Hal penting yang dibutuhkan untuk keberhasilan upaya menggagas layanan air bersih untuk Kota Bima ini adalah peran serta masyarakat dan seluruh stakeholder yang terlibat, terutama pemahaman bahwa air adalah milik negara dan dapat dikelola oleh negara untuk pemenuhan kebutuhan masyarakat umum. Beberapa catatan terkait tantangan dan risiko kegagalan yang perlu diantisipasi antara lain : kebutuhan pembiayaan yang cukup besar, penolakan masyarakat di beberapa tempat sebagai akibat dari konflik pemanfaatan air dengan sektor pertanian serta komitmen antara Pemerintah Kota Bima dan Pemerintah Kabupaten Bima mengenai tata cara penyelesaian masalah aset PDAM Kabupaten Bima yang terdapat di Kota Bima, namun hal ini tentunya bukan merupakan kendala bila terdapat keinginan untuk menyelesaikan permasalahan ketersediaan air bersih di Kota Bima.

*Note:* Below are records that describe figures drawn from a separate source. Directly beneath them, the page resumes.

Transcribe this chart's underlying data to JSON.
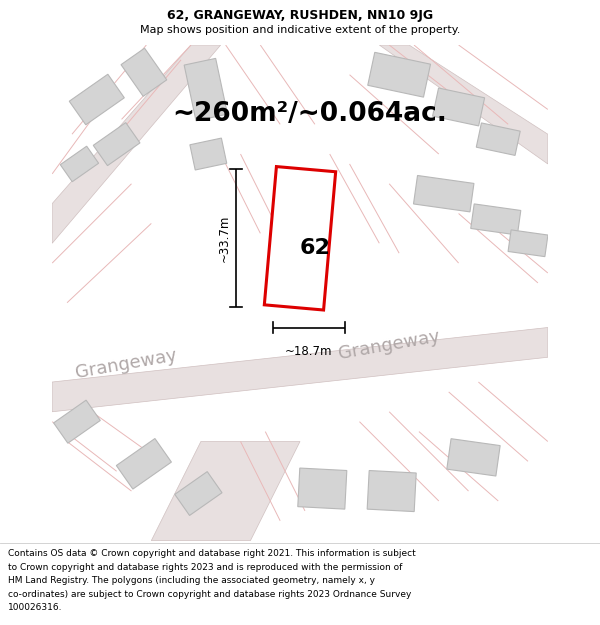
{
  "title": "62, GRANGEWAY, RUSHDEN, NN10 9JG",
  "subtitle": "Map shows position and indicative extent of the property.",
  "area_label": "~260m²/~0.064ac.",
  "number_label": "62",
  "width_label": "~18.7m",
  "height_label": "~33.7m",
  "street_label": "Grangeway",
  "footer_lines": [
    "Contains OS data © Crown copyright and database right 2021. This information is subject",
    "to Crown copyright and database rights 2023 and is reproduced with the permission of",
    "HM Land Registry. The polygons (including the associated geometry, namely x, y",
    "co-ordinates) are subject to Crown copyright and database rights 2023 Ordnance Survey",
    "100026316."
  ],
  "bg_color": "#ffffff",
  "map_bg_color": "#f7f7f7",
  "road_fill_color": "#e8e0e0",
  "road_edge_color": "#d0c0c0",
  "building_fill_color": "#d4d4d4",
  "building_edge_color": "#b8b8b8",
  "highlight_color": "#dd0000",
  "highlight_fill": "#ffffff",
  "bg_line_color": "#e8b8b8",
  "dim_color": "#000000",
  "street_color": "#b0a8a8",
  "title_fontsize": 9,
  "subtitle_fontsize": 8,
  "area_fontsize": 19,
  "number_fontsize": 16,
  "dim_fontsize": 8.5,
  "street_fontsize": 13,
  "footer_fontsize": 6.5
}
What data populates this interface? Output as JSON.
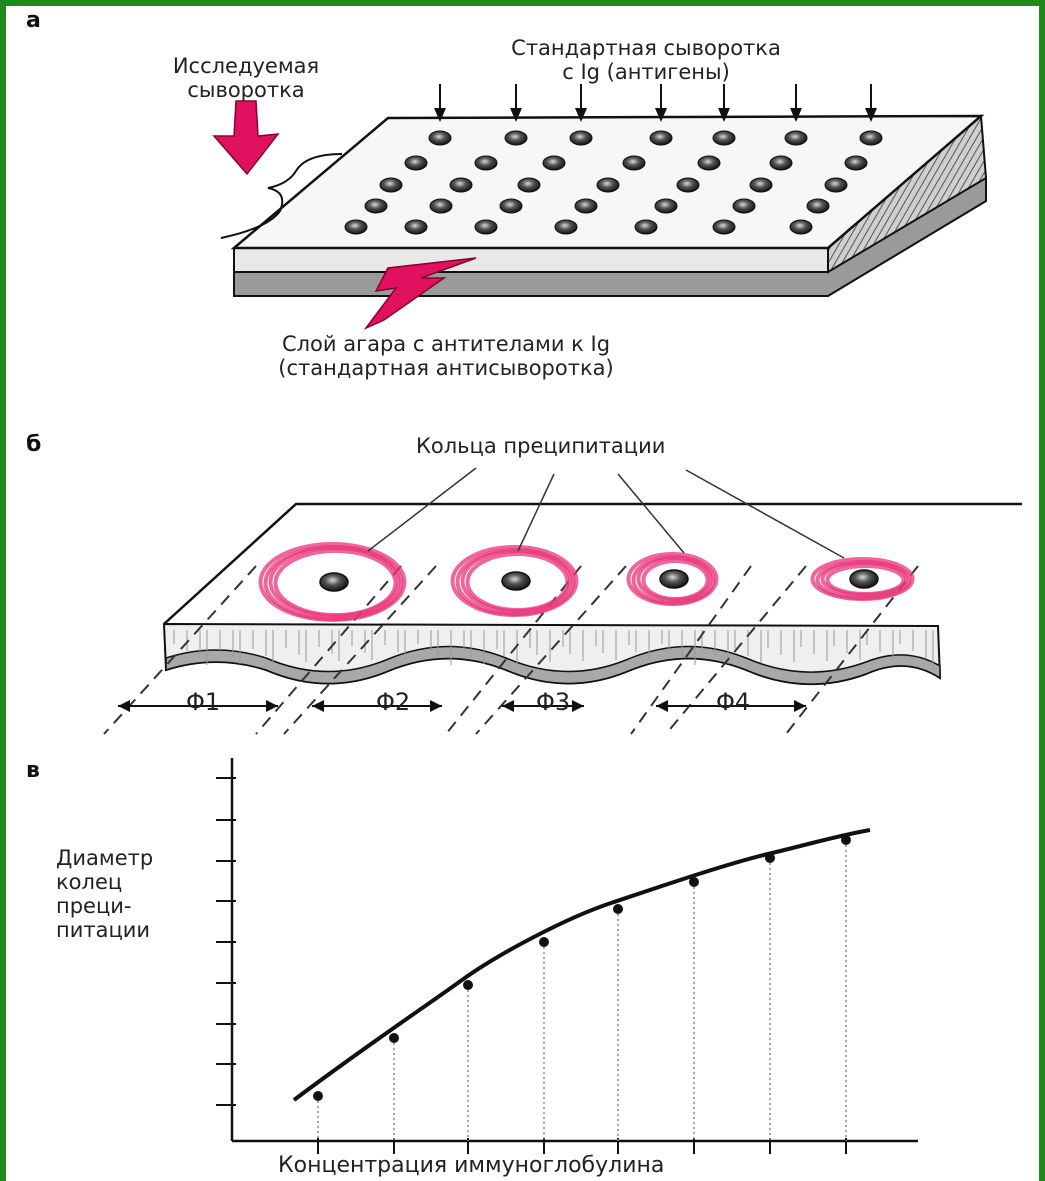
{
  "panels": {
    "a": {
      "letter": "а",
      "test_serum": [
        "Исследуемая",
        "сыворотка"
      ],
      "standard_serum": [
        "Стандартная сыворотка",
        "с Ig (антигены)"
      ],
      "agar_layer": [
        "Слой агара с антителами к Ig",
        "(стандартная антисыворотка)"
      ]
    },
    "b": {
      "letter": "б",
      "rings_label": "Кольца преципитации",
      "diameters": [
        "Φ1",
        "Φ2",
        "Φ3",
        "Φ4"
      ]
    },
    "c": {
      "letter": "в",
      "ylabel": [
        "Диаметр",
        "колец",
        "преци-",
        "питации"
      ],
      "xlabel": "Концентрация иммуноглобулина"
    }
  },
  "colors": {
    "frame": "#1f8a1c",
    "arrow": "#e0115f",
    "ring": "#e8347a"
  }
}
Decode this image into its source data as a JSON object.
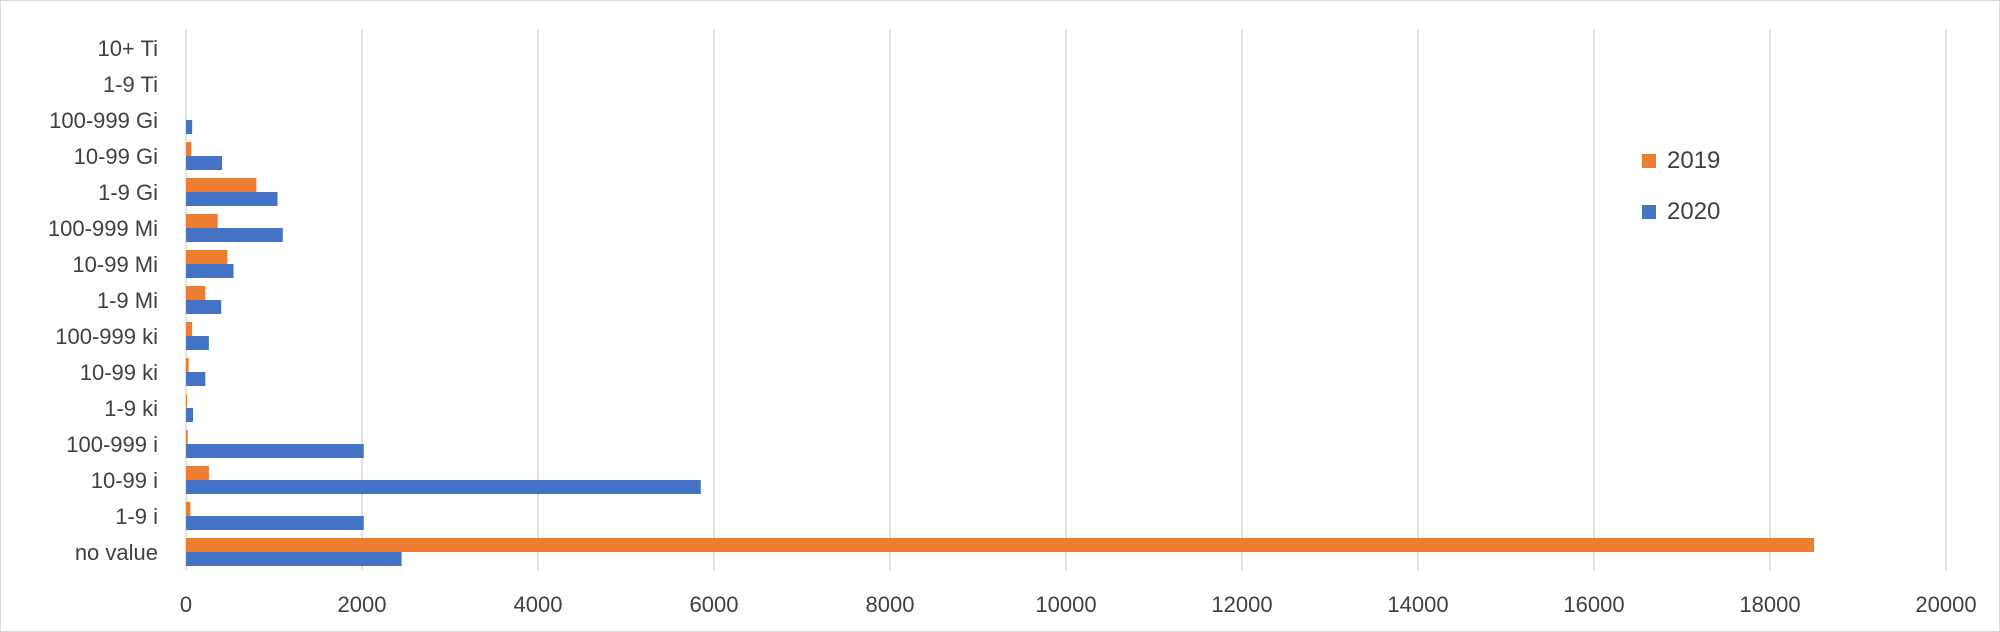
{
  "chart_data": {
    "type": "bar",
    "orientation": "horizontal",
    "title": "",
    "xlabel": "",
    "ylabel": "",
    "categories": [
      "no value",
      "1-9 i",
      "10-99 i",
      "100-999 i",
      "1-9 ki",
      "10-99 ki",
      "100-999 ki",
      "1-9 Mi",
      "10-99 Mi",
      "100-999 Mi",
      "1-9 Gi",
      "10-99 Gi",
      "100-999 Gi",
      "1-9 Ti",
      "10+ Ti"
    ],
    "series": [
      {
        "name": "2019",
        "color": "#ED7D31",
        "values": [
          18500,
          50,
          260,
          20,
          10,
          30,
          70,
          220,
          470,
          360,
          800,
          60,
          0,
          0,
          0
        ]
      },
      {
        "name": "2020",
        "color": "#4472C4",
        "values": [
          2450,
          2020,
          5850,
          2020,
          80,
          220,
          260,
          400,
          540,
          1100,
          1040,
          410,
          70,
          0,
          0
        ]
      }
    ],
    "xlim": [
      0,
      20000
    ],
    "xticks": [
      "0",
      "2000",
      "4000",
      "6000",
      "8000",
      "10000",
      "12000",
      "14000",
      "16000",
      "18000",
      "20000"
    ],
    "grid": "vertical",
    "legend": "right"
  }
}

Mengingat kebutuhan akan air bersih adalah kebutuhan dasar masyarakat, perlu dipikirkan upaya keberlanjutan dalam mencari sumber air baku lain sebagai sumber air untuk pemenuhan kebutuhan air bersih masyarakat di Kota Bima pada masa yang akan datang, dengan cara memperbaiki kondisi resapan air pada bagian hulu untuk menjaga keberlangsungan sumber daya air yang ada saat ini agar tetap tersedia untuk masa yang akan datang.
Tulisan ini diharapkan dapat memberikan saran konstruktif untuk akselerasi penyediaan layanan air bersih di Kota Bima. Upaya penyediaan air bersih di Kota Bima haruslah berupa upaya yang berkelanjutan dengan tetap memperhatikan kelestarian sumber daya air yang ada untuk kehidupan anak cucu kita kelak, semoga bermanfaat, terima kasih.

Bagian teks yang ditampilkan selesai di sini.